2011-2023 yılları arasında 4 dönem Şanlıurfa’dan milletvekilliği de yaptığı AKP’ye döneceği iddia edilen Gülpınar, yaptığı istifa açıklamasında “Bağımsız olarak devam etme kararı aldım” demişti.

Gülpınar, son olarak Habertürk canlı yayınına konuk oldu.

Konuşmasında, "Halk bağımsız kalmamdan memnun, bir yere geçmiyorum" diyen Gülpınar, "Halka sordum bağımsız kalacağım. Benim yapmak istediğim siyasete yeni bir anlayış getirmek. Şeffaf olalım, net olalım. Ben halka sorarım. Halk şu anda şu pozisyonumdan memnun. Bu pozisyonu inşallah devam ettireceğim" ifadelerini kullandı.

Gülpınar'ın açıklamalarından öne çıkanlar şöyle:

"Olması gereken olmadığı için, kurallar, kanunlar, tertip, görevini yapması gerekenler görevini yapmadığı için AK Parti'den ayrılmak zorunda kaldım. Bu vebale rağmen önünüzde net veriler olduğu halde. Her zaman söyledim, Cumhurbaşkanının liderliği her zaman ayrıdır.

Halk ne derse o olur. Şimdi makam, mevki benim için önemli değil. En güzel makamları bırakıp risk aldım. Demokraside yüzde 100 kazanacağını kimse diyemez. Bütün bu riskleri aldım, mevcut durumum, pozisyonum çok daha iyi makamdı. Urfa Belediye Başkanlığı şerefli, haysiyetli tabii.

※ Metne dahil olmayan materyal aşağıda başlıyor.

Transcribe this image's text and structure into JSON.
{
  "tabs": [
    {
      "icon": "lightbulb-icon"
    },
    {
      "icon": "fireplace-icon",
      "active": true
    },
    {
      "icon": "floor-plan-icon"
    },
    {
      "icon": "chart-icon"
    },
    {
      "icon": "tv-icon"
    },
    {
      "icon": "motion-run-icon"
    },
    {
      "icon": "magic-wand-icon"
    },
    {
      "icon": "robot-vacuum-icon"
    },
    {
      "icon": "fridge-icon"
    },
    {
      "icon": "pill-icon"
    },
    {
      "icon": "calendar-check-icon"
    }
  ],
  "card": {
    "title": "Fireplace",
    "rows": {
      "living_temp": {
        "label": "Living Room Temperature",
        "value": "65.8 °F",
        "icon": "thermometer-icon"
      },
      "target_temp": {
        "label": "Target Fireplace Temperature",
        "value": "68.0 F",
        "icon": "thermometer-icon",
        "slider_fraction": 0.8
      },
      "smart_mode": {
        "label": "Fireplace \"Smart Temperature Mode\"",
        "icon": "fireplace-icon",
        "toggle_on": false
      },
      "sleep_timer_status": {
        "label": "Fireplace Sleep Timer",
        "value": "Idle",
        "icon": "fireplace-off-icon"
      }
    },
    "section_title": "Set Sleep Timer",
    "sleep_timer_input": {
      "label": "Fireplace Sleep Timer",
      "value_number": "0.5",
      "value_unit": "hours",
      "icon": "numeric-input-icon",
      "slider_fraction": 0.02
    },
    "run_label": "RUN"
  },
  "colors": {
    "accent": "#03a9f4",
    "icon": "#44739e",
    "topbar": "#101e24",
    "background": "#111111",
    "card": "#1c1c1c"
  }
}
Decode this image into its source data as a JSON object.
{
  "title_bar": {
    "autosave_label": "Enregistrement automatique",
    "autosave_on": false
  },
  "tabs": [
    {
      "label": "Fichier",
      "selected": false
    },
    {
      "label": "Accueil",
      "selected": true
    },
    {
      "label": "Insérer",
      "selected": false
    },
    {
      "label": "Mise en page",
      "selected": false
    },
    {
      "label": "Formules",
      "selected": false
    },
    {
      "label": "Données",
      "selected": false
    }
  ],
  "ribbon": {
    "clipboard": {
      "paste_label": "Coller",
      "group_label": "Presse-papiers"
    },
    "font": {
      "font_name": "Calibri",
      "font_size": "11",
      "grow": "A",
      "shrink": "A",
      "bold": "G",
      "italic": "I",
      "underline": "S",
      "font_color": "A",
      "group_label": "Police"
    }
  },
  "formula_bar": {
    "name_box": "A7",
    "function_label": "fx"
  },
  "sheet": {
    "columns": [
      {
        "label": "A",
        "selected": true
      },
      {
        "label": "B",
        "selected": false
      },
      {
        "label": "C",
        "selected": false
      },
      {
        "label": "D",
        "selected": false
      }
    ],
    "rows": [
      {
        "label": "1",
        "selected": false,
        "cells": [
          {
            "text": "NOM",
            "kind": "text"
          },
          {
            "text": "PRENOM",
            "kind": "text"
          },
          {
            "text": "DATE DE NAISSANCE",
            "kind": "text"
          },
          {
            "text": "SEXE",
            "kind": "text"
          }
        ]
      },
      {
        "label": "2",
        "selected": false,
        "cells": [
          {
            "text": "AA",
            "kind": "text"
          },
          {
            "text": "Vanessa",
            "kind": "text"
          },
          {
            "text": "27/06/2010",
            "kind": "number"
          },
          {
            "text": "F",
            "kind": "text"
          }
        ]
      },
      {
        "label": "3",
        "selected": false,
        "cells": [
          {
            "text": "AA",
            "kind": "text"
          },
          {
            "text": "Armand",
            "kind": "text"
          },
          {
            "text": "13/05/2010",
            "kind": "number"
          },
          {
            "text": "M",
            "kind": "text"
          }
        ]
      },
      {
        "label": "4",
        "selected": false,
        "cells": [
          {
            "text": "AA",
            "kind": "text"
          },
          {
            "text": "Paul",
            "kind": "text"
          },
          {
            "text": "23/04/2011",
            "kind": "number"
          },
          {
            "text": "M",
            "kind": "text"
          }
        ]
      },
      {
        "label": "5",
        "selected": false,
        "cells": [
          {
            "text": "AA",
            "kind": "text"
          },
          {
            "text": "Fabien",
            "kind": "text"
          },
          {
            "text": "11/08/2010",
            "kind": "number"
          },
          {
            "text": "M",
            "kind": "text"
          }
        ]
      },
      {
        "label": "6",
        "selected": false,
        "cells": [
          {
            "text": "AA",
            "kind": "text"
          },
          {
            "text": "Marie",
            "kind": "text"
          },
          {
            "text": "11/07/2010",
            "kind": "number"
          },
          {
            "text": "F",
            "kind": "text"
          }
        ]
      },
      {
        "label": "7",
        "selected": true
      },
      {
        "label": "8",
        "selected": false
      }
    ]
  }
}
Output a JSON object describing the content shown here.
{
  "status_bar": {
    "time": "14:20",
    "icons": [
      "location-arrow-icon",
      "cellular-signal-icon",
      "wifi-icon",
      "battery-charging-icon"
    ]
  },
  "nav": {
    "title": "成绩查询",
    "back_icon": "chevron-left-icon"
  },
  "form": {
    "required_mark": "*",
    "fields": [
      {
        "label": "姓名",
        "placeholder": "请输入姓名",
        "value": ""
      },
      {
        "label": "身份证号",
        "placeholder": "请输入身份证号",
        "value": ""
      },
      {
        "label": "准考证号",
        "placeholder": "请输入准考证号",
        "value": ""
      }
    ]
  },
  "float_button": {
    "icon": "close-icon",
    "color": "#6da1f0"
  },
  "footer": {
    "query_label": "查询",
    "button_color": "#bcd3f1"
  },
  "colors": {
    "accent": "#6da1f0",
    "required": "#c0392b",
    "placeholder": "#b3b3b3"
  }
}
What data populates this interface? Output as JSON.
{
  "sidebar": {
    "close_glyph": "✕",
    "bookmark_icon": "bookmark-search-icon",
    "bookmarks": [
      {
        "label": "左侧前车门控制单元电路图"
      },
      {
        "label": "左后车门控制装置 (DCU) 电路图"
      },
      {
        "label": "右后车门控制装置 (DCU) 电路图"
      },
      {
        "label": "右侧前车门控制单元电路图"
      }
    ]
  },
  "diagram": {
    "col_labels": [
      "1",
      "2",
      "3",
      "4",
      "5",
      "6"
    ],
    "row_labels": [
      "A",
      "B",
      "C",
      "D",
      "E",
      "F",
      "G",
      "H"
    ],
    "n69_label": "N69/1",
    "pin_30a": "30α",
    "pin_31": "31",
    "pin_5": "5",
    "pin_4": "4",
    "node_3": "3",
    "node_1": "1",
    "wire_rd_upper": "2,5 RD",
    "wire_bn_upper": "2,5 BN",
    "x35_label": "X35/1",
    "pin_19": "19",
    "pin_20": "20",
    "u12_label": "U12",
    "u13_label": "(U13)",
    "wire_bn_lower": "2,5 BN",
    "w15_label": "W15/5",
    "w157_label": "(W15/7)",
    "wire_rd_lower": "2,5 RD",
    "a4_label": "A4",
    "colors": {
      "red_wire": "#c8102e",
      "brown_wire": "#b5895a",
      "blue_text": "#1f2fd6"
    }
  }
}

Bazı belediye başkanlığı başka belediyeye geçiyor, teşekkür ediyorlar, sıfır borçla. Ben de bunu diyebilseydim. Hükümet para gönderiyor, siz o parayı verimli şekilde kullanabilirdiniz. Şimdi borçlarla, alacaklarla uğraşmaktan dünya kadar sıkıntı yaşadık. Şuraya gelirken bile telefonlar aldık. Şimdi halka rağmen siyaset olmaz dedik.

'CHP'DEN DE TEKLİF GELDİ'

Hemen hemen bütün partiler teklifte bulundu. Tercihimizi Refah'tan yana kullandık. CHP'den de teklif geldi. Milletvekilliği döneminde CHP'den teklif geldi. Bunları detaylandırıp, kendimizi ağırdan satalım diye malzeme haline getirmedik hiçbir zaman.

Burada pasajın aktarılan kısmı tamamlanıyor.